The C programming language is like Latin: no one actually uses it, but it forms the foundation for more popular languages that evolved out of it. Knowing Latin roots is helpful when confronted with new English words. Similarly, C is a great foundation for learning Objective C, which is the offshoot that allows Object Oriented Programming.
Object Oriented programming takes all the functions and variables from old-fashioned procedural-type programming and wraps them into semi-autonomous objects, which are pretty much just little entities that run around serving the needs of the larger program. The code is compartmentalized so there’s less alteration of existing text when making changes or additions. This is a big deal because any time you rewrite something you might introduce an error. Object Oriented Programming limits those errors.

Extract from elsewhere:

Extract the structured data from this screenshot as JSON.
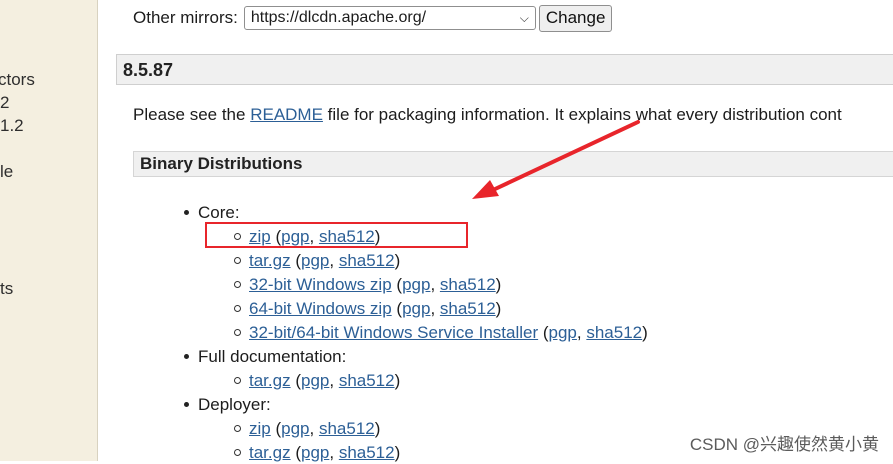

Which is the same solution life came up with billions of years ago. If your genetic code addressed you in a procedural manner, as a single, multifunctional, inter-related blob, then tiny errors in coding (which in the physical world are called mutations and which lead to evolution) might easily make some fundamental, creepy and unpleasant changes in the functioning of the program (which is you).
If every organ in your body were dependent on the viability of every line of code in your DNA, you would essentially be screwed. Actually, considering that mating fitness is a prerequisite to attraction, the chances are that you would not be screwed at all. Or reproduce; or probably be alive. The answer to this problem of complexity is Object Oriented Programming.
The genes for the organs of the body are, generally speaking, units that are somewhat self contained. That way the stomach can evolve into a better stomach without having to worry about the code integrity of your white blood cell body wall instructions, or the code relating to the permeability of the blood brain barrier. You are an example of Object Oriented Programming at its most successful.
So my body does it without thinking. Somehow I still have to learn it.